Nafcillin and oxacillin are both recommended by consensus guidelines in treating methicillin-sensitive staph infections.
However, a team of researchers form the University of Pittsburgh recently found that there is a significant difference in the risks of hypokalemia and acute kidney injury when patients get one or the other of these two drugs.
Reporting at IDWeek 2015, in San Diego, CA, J. Alexander Viehman, MD, and colleagues found that patients receiving nafcillin (NAF) had higher rates of hypokalemia and acute kidney injury. The team looked at a cohort of 224 patients receiving either NAP of oxacillin (OXA) for at least 24 hours at a dose of 12 g/day.
Most (71%) had recieved NAF and 29% got OXA. The two groups had similar Charlson comorbidity scores and baseline serum creatine, and received similar regimens of concomitant medications.
Rates of hypokalemia were 51% in the group that got NAF but only 17% in patients who got OXA.

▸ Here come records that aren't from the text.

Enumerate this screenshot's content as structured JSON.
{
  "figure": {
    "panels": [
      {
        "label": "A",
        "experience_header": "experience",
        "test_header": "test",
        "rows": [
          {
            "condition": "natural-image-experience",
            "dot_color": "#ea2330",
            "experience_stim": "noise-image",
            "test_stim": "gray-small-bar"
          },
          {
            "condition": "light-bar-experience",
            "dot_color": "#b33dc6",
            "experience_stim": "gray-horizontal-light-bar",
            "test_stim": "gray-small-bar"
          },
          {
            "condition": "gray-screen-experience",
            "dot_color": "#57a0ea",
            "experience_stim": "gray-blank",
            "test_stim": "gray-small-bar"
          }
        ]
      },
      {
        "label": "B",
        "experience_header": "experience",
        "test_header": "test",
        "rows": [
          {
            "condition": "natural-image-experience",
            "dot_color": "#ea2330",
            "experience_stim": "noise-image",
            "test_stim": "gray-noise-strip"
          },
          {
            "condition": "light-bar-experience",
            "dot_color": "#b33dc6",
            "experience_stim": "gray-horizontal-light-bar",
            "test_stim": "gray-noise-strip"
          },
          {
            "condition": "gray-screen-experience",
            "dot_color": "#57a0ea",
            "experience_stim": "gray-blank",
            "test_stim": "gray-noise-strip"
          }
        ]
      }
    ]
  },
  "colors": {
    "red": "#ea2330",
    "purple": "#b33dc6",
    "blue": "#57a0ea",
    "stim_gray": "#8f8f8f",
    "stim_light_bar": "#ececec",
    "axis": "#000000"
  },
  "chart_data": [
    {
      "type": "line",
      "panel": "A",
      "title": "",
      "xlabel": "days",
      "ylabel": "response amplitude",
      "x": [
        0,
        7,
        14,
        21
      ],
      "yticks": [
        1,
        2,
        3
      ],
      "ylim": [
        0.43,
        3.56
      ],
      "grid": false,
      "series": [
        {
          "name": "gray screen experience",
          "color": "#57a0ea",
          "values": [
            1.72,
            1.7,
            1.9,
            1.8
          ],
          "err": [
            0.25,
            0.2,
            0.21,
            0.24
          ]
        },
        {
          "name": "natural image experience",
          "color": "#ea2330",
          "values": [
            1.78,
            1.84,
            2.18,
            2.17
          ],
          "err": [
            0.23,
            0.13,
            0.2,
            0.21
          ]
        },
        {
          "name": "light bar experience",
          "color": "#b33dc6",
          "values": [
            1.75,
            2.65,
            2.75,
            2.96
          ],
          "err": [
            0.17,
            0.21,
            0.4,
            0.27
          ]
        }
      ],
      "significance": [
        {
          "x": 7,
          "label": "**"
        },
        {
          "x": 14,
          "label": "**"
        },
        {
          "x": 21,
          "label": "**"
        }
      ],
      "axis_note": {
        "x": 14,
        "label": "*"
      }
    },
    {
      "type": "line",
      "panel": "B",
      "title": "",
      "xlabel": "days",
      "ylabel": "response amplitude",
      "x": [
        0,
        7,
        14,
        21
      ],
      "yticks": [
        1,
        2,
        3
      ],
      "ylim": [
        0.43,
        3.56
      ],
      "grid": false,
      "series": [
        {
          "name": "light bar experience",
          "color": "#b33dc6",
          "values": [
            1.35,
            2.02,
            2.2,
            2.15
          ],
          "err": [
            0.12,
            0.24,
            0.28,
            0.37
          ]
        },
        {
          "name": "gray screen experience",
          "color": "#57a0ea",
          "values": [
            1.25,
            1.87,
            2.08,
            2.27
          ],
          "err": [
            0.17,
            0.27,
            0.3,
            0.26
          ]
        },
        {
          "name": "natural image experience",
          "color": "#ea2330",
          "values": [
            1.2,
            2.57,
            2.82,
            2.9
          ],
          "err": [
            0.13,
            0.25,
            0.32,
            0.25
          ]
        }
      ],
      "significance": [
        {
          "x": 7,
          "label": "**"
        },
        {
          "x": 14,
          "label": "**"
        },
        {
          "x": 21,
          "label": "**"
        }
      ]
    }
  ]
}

Adverse events forced the discontinuance of treatment in 18% of the groups receiving NAF but just 2% in the group that got OXA. Discontinuance was secondary to acute kidney injury in 50% of the patients, and was due to hypokalemia in 40% of the patients. After patients were switched to OXA 86% patients saw their hypokalemia resolve.
"We recommend OXA as the preferred anti-staphylococcal penicillin," the authors concluded, adding that prospective studies to validate their findings would be a good idea. The findings were reported in an abstract.